An employee is not eligible for this type of leave if s/he is charged with a crime or if it is probable, considering the circumstances, that the child was a party to the crime.

Employees must advise the employer in writing that they wish to take the leave and provide a “written plan” that indicates the weeks in which he or she will take the leave. However, an employee may take the leave, and then advise the employer and provide the written plan “as soon as possible”.

An Employer may require an employee to provide “evidence reasonable in the circumstances” to entitlement to leave. It is not clear what evidence could be requested in these circumstances, and what would be considered “reasonable”.

Given the possibility that circumstances (and  eligibility under the ESA) may change as police investigate the death or disappearance of the child, employers may wish to periodically obtain information to confirm an employee’s continued eligibility for the leave of absence.
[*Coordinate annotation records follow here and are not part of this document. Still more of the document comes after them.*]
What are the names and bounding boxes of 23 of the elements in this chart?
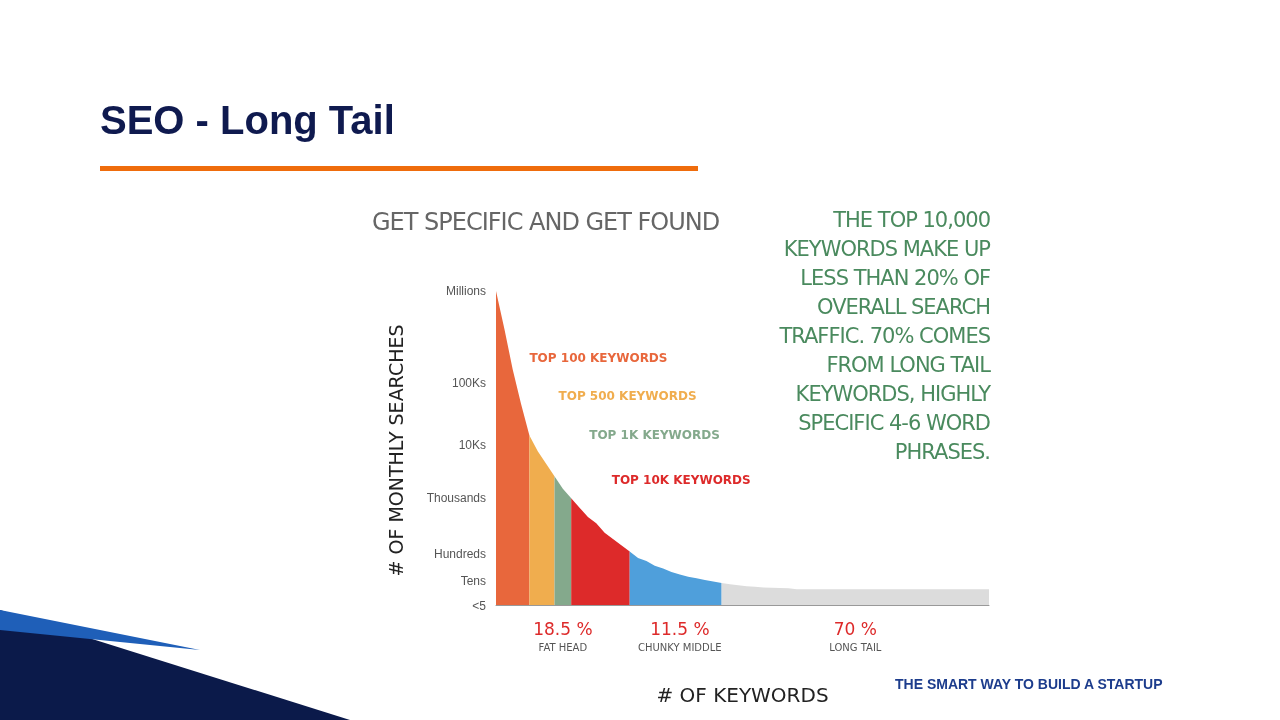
- y-axis-title: # OF MONTHLY SEARCHES: [385, 324, 407, 577]
- text: 11.5 %: [650, 619, 710, 639]
- text: TOP 1K KEYWORDS: [589, 428, 720, 443]
- text: Tens: [460, 574, 486, 588]
- series-label: TOP 100 KEYWORDS: [529, 351, 668, 366]
- text: FAT HEAD: [538, 641, 588, 653]
- text: 100Ks: [451, 376, 486, 390]
- chart-title: SEO - Long Tail: [100, 98, 395, 143]
- x-axis-title: # OF KEYWORDS: [656, 683, 829, 707]
- text: 10Ks: [458, 438, 486, 452]
- chart-subtitle: GET SPECIFIC AND GET FOUND: [372, 208, 720, 236]
- text: Millions: [445, 284, 486, 298]
- text: 70 %: [833, 619, 877, 639]
- text: THE TOP 10,000 KEYWORDS MAKE UP LESS THAN 20% OF OVERALL SEARCH TRAFFIC. 70% COMES FROM LONG TAIL KEYWORDS, HIGHLY SPECIFIC 4-6 WORD PHRASES.: [779, 208, 990, 464]
- text: 18.5 %: [533, 619, 593, 639]
- text: TOP 500 KEYWORDS: [558, 389, 697, 404]
- text: THE SMART WAY TO BUILD A STARTUP: [895, 676, 1163, 692]
- text: Hundreds: [433, 547, 486, 561]
- text: LONG TAIL: [829, 641, 882, 653]
- text: <5: [472, 599, 487, 613]
- text: CHUNKY MIDDLE: [637, 641, 722, 653]
- text: TOP 10K KEYWORDS: [611, 472, 751, 487]
- text: Thousands: [426, 491, 486, 505]
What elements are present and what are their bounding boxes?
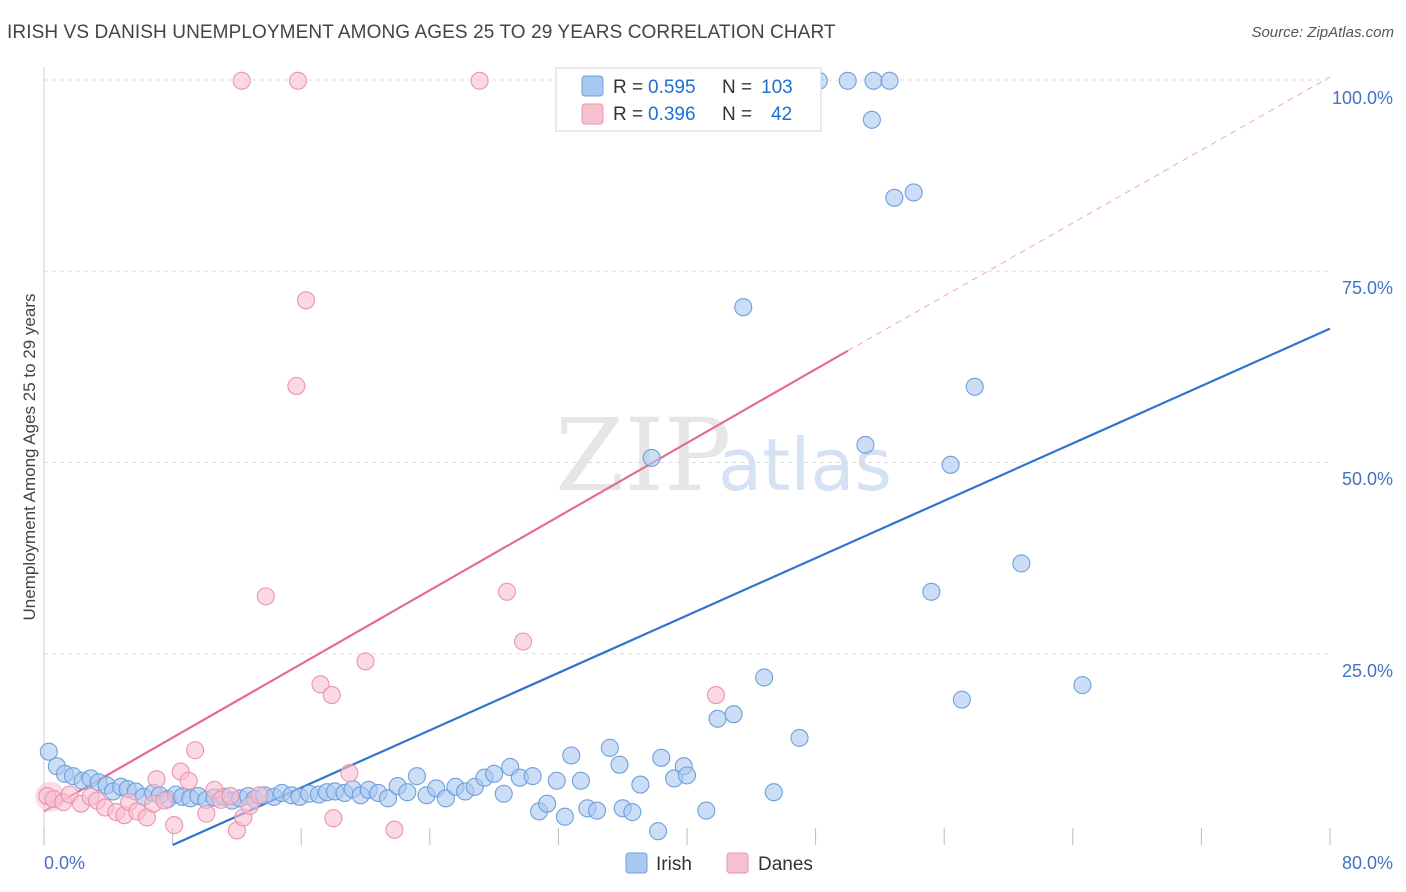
legend-danes-n-label: N =	[722, 104, 752, 125]
point-irish	[485, 764, 504, 783]
point-irish	[494, 784, 513, 803]
point-irish	[838, 71, 857, 90]
data-points	[35, 71, 1092, 841]
point-irish	[610, 755, 629, 774]
point-irish	[652, 748, 671, 767]
legend-bottom-danes-label: Danes	[758, 854, 813, 875]
point-irish	[755, 668, 774, 687]
point-danes	[147, 770, 166, 789]
point-irish	[407, 767, 426, 786]
trend-line-danes	[43, 349, 849, 813]
legend-danes-r-value: 0.396	[648, 104, 696, 125]
point-danes	[232, 71, 251, 90]
point-danes	[296, 291, 316, 310]
point-irish	[790, 728, 809, 747]
point-danes	[322, 686, 341, 705]
point-irish	[649, 822, 668, 841]
point-danes	[311, 675, 330, 694]
point-danes	[470, 71, 489, 90]
point-irish	[734, 298, 753, 317]
point-danes	[513, 632, 533, 651]
point-irish	[885, 188, 904, 207]
point-danes	[287, 376, 306, 396]
point-irish	[880, 71, 899, 90]
legend-irish-n-value: 103	[761, 77, 793, 98]
point-irish	[904, 183, 923, 202]
point-danes	[250, 786, 269, 805]
point-danes	[497, 582, 517, 601]
point-irish	[941, 455, 960, 474]
legend-danes-r-label: R =	[613, 104, 643, 125]
point-danes	[356, 652, 375, 671]
point-irish	[571, 771, 590, 790]
point-irish	[631, 775, 650, 794]
legend-bottom-danes-swatch	[726, 852, 749, 874]
point-danes	[340, 764, 359, 783]
legend-bottom-irish-swatch	[625, 852, 648, 874]
point-danes	[197, 804, 216, 823]
y-axis-label: Unemployment Among Ages 25 to 29 years	[20, 294, 39, 621]
legend-series: Irish Danes	[625, 852, 813, 875]
source-label: Source: ZipAtlas.com	[1251, 24, 1394, 41]
legend-bottom-irish-label: Irish	[656, 854, 692, 875]
point-danes	[385, 820, 404, 839]
point-irish	[642, 448, 661, 467]
trend-extension-danes	[847, 76, 1331, 352]
point-danes	[256, 587, 275, 606]
point-irish	[864, 71, 883, 90]
point-irish	[587, 801, 607, 820]
point-danes	[324, 809, 343, 828]
point-irish	[862, 110, 881, 129]
point-irish	[856, 435, 875, 454]
y-tick-label-100: 100.0%	[1332, 88, 1393, 108]
point-irish	[378, 789, 398, 808]
point-irish	[1012, 554, 1031, 573]
trend-line-irish	[172, 327, 1331, 847]
point-danes	[165, 816, 184, 835]
point-irish	[922, 582, 941, 601]
legend-irish-r-label: R =	[613, 77, 643, 98]
point-irish	[398, 783, 417, 802]
legend-irish-swatch	[581, 75, 604, 97]
x-tick-label-max: 80.0%	[1342, 853, 1393, 873]
point-irish	[965, 377, 984, 396]
legend-danes-n-value: 42	[771, 104, 792, 125]
legend-danes-swatch	[581, 103, 604, 125]
legend-stats: R = 0.595 N = 103 R = 0.396 N = 42	[555, 67, 822, 132]
point-irish	[39, 742, 58, 761]
x-tick-label-min: 0.0%	[44, 853, 85, 873]
point-irish	[562, 746, 581, 765]
gridlines	[44, 79, 1330, 655]
point-irish	[724, 705, 743, 724]
point-irish	[555, 807, 574, 826]
point-irish	[538, 794, 557, 813]
point-irish	[764, 783, 783, 802]
chart-title: IRISH VS DANISH UNEMPLOYMENT AMONG AGES …	[7, 22, 836, 43]
point-irish	[697, 801, 716, 820]
point-irish	[952, 690, 971, 709]
legend-irish-r-value: 0.595	[648, 77, 696, 98]
y-tick-label-50: 50.0%	[1342, 469, 1393, 489]
point-danes	[288, 71, 308, 90]
point-danes	[155, 791, 174, 810]
point-danes	[221, 786, 240, 806]
trend-lines	[43, 76, 1331, 847]
point-irish	[677, 766, 697, 785]
point-danes	[179, 771, 198, 790]
point-irish	[623, 803, 642, 822]
point-danes	[706, 686, 725, 705]
y-tick-label-75: 75.0%	[1342, 278, 1393, 298]
legend-irish-n-label: N =	[722, 77, 752, 98]
watermark-atlas: atlas	[718, 423, 892, 507]
y-tick-label-25: 25.0%	[1342, 661, 1393, 681]
point-danes	[186, 741, 205, 760]
point-irish	[708, 709, 727, 728]
point-irish	[600, 738, 619, 757]
point-irish	[547, 771, 566, 790]
point-irish	[1073, 676, 1092, 695]
axes	[43, 67, 1331, 845]
point-irish	[523, 767, 542, 786]
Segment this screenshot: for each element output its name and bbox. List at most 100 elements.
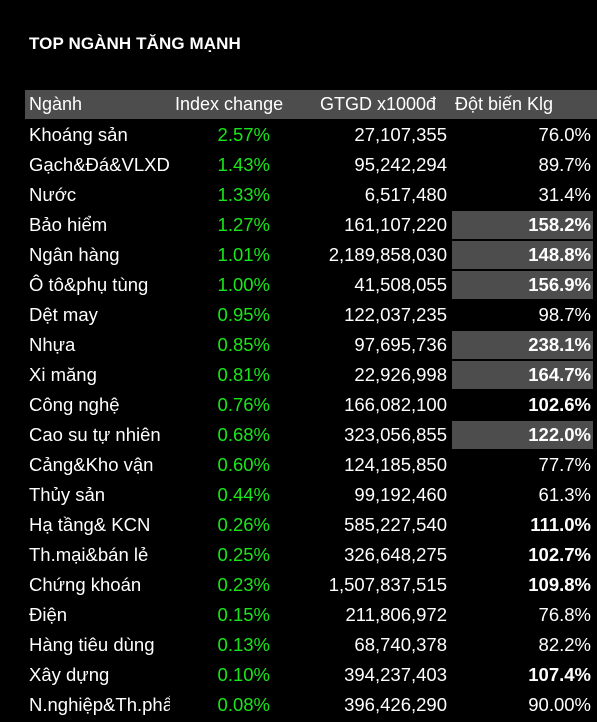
table-row: Công nghệ 0.76% 166,082,100 102.6% [0, 390, 597, 420]
table-header: Ngành Index change GTGD x1000đ Đột biến … [25, 90, 597, 119]
volume-spike-cell: 238.1% [528, 334, 591, 355]
table-row: Thủy sản 0.44% 99,192,460 61.3% [0, 480, 597, 510]
volume-spike-cell: 158.2% [528, 214, 591, 235]
table-body: Khoáng sản 2.57% 27,107,355 76.0% Gạch&Đá&VL… [0, 120, 597, 720]
table-row: Cảng&Kho vận 0.60% 124,185,850 77.7% [0, 450, 597, 480]
trading-value-cell: 27,107,355 [354, 124, 447, 145]
volume-spike-cell: 164.7% [528, 364, 591, 385]
index-change-cell: 1.01% [217, 244, 270, 265]
volume-spike-cell: 107.4% [528, 664, 591, 685]
trading-value-cell: 95,242,294 [354, 154, 447, 175]
table-row: Xây dựng 0.10% 394,237,403 107.4% [0, 660, 597, 690]
table-row: Nhựa 0.85% 97,695,736 238.1% [0, 330, 597, 360]
trading-value-cell: 99,192,460 [354, 484, 447, 505]
trading-value-cell: 585,227,540 [344, 514, 447, 535]
trading-value-cell: 41,508,055 [354, 274, 447, 295]
table-row: Chứng khoán 0.23% 1,507,837,515 109.8% [0, 570, 597, 600]
sector-cell: Điện [29, 604, 68, 625]
column-header-spike: Đột biến Klg [455, 94, 554, 114]
sector-cell: Th.mại&bán lẻ [29, 544, 149, 565]
index-change-cell: 0.81% [217, 364, 270, 385]
sector-cell: N.nghiệp&Th.phẩm [29, 694, 170, 715]
index-change-cell: 1.43% [217, 154, 270, 175]
index-change-cell: 1.33% [217, 184, 270, 205]
trading-value-cell: 1,507,837,515 [328, 574, 447, 595]
table-row: Điện 0.15% 211,806,972 76.8% [0, 600, 597, 630]
index-change-cell: 0.08% [217, 694, 270, 715]
index-change-cell: 0.23% [217, 574, 270, 595]
volume-spike-cell: 82.2% [538, 634, 591, 655]
trading-value-cell: 124,185,850 [344, 454, 447, 475]
sector-cell: Khoáng sản [29, 124, 128, 145]
index-change-cell: 0.95% [217, 304, 270, 325]
table-row: Hạ tầng& KCN 0.26% 585,227,540 111.0% [0, 510, 597, 540]
sector-cell: Nhựa [29, 334, 76, 355]
table-row: N.nghiệp&Th.phẩm 0.08% 396,426,290 90.00% [0, 690, 597, 720]
volume-spike-cell: 109.8% [528, 574, 591, 595]
table-row: Hàng tiêu dùng 0.13% 68,740,378 82.2% [0, 630, 597, 660]
volume-spike-cell: 102.6% [528, 394, 591, 415]
page-title: TOP NGÀNH TĂNG MẠNH [29, 34, 241, 53]
volume-spike-cell: 98.7% [538, 304, 591, 325]
column-header-index-change: Index change [175, 94, 284, 114]
index-change-cell: 1.27% [217, 214, 270, 235]
volume-spike-cell: 148.8% [528, 244, 591, 265]
sector-cell: Ngân hàng [29, 244, 120, 265]
sector-cell: Xi măng [29, 364, 97, 385]
volume-spike-cell: 76.8% [538, 604, 591, 625]
volume-spike-cell: 122.0% [528, 424, 591, 445]
spike-highlight-bg [452, 361, 593, 389]
spike-highlight-bg [452, 331, 593, 359]
volume-spike-cell: 111.0% [530, 514, 591, 535]
table-row: Nước 1.33% 6,517,480 31.4% [0, 180, 597, 210]
volume-spike-cell: 89.7% [538, 154, 591, 175]
volume-spike-cell: 31.4% [538, 184, 591, 205]
sector-cell: Ô tô&phụ tùng [29, 274, 149, 295]
index-change-cell: 0.85% [217, 334, 270, 355]
volume-spike-cell: 90.00% [528, 694, 591, 715]
column-header-value: GTGD x1000đ [320, 94, 437, 114]
trading-value-cell: 323,056,855 [344, 424, 447, 445]
index-change-cell: 1.00% [217, 274, 270, 295]
spike-highlight-bg [452, 211, 593, 239]
column-header-sector: Ngành [29, 94, 83, 114]
index-change-cell: 0.26% [217, 514, 270, 535]
sector-cell: Xây dựng [29, 664, 110, 685]
table-row: Ô tô&phụ tùng 1.00% 41,508,055 156.9% [0, 270, 597, 300]
volume-spike-cell: 102.7% [528, 544, 591, 565]
sector-cell: Gạch&Đá&VLXD [29, 154, 170, 175]
trading-value-cell: 122,037,235 [344, 304, 447, 325]
trading-value-cell: 6,517,480 [364, 184, 447, 205]
volume-spike-cell: 61.3% [538, 484, 591, 505]
index-change-cell: 0.68% [217, 424, 270, 445]
sector-cell: Hàng tiêu dùng [29, 634, 155, 655]
index-change-cell: 0.60% [217, 454, 270, 475]
index-change-cell: 0.25% [217, 544, 270, 565]
spike-highlight-bg [452, 421, 593, 449]
table-row: Dệt may 0.95% 122,037,235 98.7% [0, 300, 597, 330]
index-change-cell: 0.15% [217, 604, 270, 625]
trading-value-cell: 2,189,858,030 [328, 244, 447, 265]
volume-spike-cell: 77.7% [538, 454, 591, 475]
sector-cell: Bảo hiểm [29, 214, 108, 235]
sector-cell: Hạ tầng& KCN [29, 514, 151, 535]
index-change-cell: 0.10% [217, 664, 270, 685]
index-change-cell: 2.57% [217, 124, 270, 145]
volume-spike-cell: 156.9% [528, 274, 591, 295]
trading-value-cell: 326,648,275 [344, 544, 447, 565]
table-row: Gạch&Đá&VLXD 1.43% 95,242,294 89.7% [0, 150, 597, 180]
table-row: Xi măng 0.81% 22,926,998 164.7% [0, 360, 597, 390]
table-row: Ngân hàng 1.01% 2,189,858,030 148.8% [0, 240, 597, 270]
trading-value-cell: 211,806,972 [345, 604, 447, 625]
trading-value-cell: 22,926,998 [354, 364, 447, 385]
table-row: Bảo hiểm 1.27% 161,107,220 158.2% [0, 210, 597, 240]
trading-value-cell: 166,082,100 [344, 394, 447, 415]
trading-value-cell: 394,237,403 [344, 664, 447, 685]
table-row: Khoáng sản 2.57% 27,107,355 76.0% [0, 120, 597, 150]
volume-spike-cell: 76.0% [538, 124, 591, 145]
sector-cell: Cao su tự nhiên [29, 424, 161, 445]
trading-value-cell: 161,107,220 [344, 214, 447, 235]
index-change-cell: 0.76% [217, 394, 270, 415]
spike-highlight-bg [452, 241, 593, 269]
sector-cell: Dệt may [29, 304, 98, 325]
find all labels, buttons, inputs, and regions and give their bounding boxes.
Implications for Ontario Employers

Ontario employers should review existing leave of absence policies and procedures, and make any necessary amendments to handbooks, employment contracts, policies, collective agreements etc. Of particular interest to employers may be the policies and procedures relating to verifying information provided in a certificate from a “qualified health practitioner.”

Given the broad circumstances when an employee may qualify and the possibility that an employee could take multiple leaves for different relatives each calendar year, Family Caregiver Leave appears most likely to affect Ontario workplaces. We will monitor the impact of the new leaves, including any decisions that further define the eligibility criteria.